The first country in Europe to do so, Holland started out by issuing 91 waivers from sanctions against Russia following the initial invasion. These waivers covered specific items that the country needs such as aluminum and food.
Now, the country has decided that many more sanctions must go because there is simply no good reason to continue with them since they are only harming Europe while doing next to nothing to "punish" Russia.
At the time when the Dutch government first started issuing sanction exemptions, ministers would not reveal the names of the companies involved, citing "company-sensitive" information. (Related: As many as 11,200 farms across The Netherlands at risk of being shuttered by government "green" mandates.)
A spokesperson from the Ministries of Foreign Affairs, Economic Affairs, Finance, Infrastructure, and Education confirmed that the exemptions were granted to "allow a degree of flexibility in specific cases."
The EU back in April issued a sweeping, continent-wide ban on all ships sailing under the Russian flag from entering European ports. In Holland, however, the Ministry of Infrastructure and Water Management issued waivers to 34 such ships to ensure the Dutch people were able to obtain needed goods.
The Ministry of Foreign Affairs cited "diplomatic relations" as the reason for at least one exemption that involved Russian banks that are, or were, majority held by the State.
Another 13 waivers were granted in relation to frozen assets or goods that specifically fall under the regime of sanctions.
"The Ministry for Climate and Energy, which falls under Economic Affairs, issued 25 waivers for Dutch organizations to still get energy from former Gazprom companies," one report explains, adding that the waivers have helped 150 companies and organizations, including municipalities, schools, and water boards.
"The Ministry of Foreign Trade and Development Cooperation, which falls under Foreign Affairs, issued 18 waivers to 13 organizations on 'humanitarian grounds' for cooperation between the EU and Russia on 'purely civilian matters.'"
This same entity also issued a waiver specifically so a company in Holland could receive another payment from Russia, which is prohibited under EU rules.
"It's waivers for essential goods, so not exactly the same as lifting sanctions," noted one commenter about how there is still a long way to go in getting the West out of the mess that NATO and the United States have created.
"The rest of Europe better get off the EU / UN war wagon," added another. "Germany needs to badly.
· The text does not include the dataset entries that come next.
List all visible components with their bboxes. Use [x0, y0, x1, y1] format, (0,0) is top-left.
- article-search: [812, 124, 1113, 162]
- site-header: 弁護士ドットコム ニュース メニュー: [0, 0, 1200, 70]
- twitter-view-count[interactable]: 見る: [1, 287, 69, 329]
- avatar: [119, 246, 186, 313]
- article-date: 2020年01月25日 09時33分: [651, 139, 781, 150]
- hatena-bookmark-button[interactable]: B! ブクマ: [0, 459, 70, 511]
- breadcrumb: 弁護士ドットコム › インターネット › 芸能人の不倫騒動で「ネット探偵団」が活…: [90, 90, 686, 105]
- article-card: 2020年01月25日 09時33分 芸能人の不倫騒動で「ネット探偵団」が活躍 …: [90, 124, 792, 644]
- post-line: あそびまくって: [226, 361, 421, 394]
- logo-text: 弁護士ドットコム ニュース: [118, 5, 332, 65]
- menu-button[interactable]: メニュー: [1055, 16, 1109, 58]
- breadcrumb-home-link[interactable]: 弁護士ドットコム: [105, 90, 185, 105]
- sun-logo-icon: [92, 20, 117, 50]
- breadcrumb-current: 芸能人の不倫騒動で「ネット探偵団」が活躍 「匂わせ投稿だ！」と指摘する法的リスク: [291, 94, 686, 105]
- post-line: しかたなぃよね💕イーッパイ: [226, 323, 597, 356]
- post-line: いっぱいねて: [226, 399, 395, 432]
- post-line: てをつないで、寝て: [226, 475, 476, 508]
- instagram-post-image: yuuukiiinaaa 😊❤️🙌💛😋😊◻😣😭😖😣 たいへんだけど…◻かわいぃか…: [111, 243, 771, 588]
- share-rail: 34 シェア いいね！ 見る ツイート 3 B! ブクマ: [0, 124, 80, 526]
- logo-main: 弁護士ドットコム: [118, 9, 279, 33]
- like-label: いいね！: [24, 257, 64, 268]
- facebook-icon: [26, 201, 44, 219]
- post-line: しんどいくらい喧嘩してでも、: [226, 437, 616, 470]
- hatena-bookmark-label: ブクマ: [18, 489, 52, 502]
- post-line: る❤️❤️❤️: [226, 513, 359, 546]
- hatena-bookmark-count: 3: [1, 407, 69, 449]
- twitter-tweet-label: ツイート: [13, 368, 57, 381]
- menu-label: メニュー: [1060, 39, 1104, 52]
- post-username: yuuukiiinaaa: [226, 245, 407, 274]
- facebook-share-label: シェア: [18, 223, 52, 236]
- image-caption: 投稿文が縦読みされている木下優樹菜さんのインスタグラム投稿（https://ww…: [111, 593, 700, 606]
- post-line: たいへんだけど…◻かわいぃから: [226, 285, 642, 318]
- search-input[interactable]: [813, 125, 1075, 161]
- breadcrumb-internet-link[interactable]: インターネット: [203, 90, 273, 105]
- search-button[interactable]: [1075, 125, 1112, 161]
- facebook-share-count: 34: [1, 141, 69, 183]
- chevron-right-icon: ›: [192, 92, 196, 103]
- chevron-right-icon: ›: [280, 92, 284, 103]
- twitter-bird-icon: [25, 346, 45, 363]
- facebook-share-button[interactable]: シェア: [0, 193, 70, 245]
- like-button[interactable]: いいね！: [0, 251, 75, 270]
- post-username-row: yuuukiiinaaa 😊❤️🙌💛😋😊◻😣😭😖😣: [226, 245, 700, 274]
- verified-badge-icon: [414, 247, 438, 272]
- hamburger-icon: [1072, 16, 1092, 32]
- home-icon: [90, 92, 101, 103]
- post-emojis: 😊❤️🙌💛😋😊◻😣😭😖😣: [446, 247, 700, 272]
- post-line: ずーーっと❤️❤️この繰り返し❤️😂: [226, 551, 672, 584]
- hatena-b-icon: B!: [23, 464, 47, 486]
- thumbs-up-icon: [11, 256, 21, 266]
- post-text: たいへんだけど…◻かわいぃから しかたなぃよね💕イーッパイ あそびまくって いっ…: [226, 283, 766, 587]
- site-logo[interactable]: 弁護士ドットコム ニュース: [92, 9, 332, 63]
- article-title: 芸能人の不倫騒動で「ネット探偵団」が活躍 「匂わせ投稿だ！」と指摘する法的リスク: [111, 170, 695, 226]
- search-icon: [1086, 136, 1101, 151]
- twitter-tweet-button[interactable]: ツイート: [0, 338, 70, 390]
BASF probably will shut down. Too expensive to operate. Germans like real cars with real motors. Doubtful they will embrace electric vehicles and green new deal steal horsecrap."
Someone else pointed out that The Netherlands still has the problem of the "green" agenda, which is rapidly destroying its once-thriving agricultural sector.
"Their farms are being destroyed for immigrant populations to take up the land, as the white horse UN and USA destabilizes poor nations to fully usher in the NOW," this person wrote. "The Netherlands, Europe, USA, and Japan are in serious upcoming and current trouble."
Finally, one last commenter celebrated these first steps by Holland to restore healthy trade with Russia, encouraging the rest of the world to follow suit.
"Everyone else needs to do the same thing and tell the neo-libs and the neo-cons in the U.S. to shove it."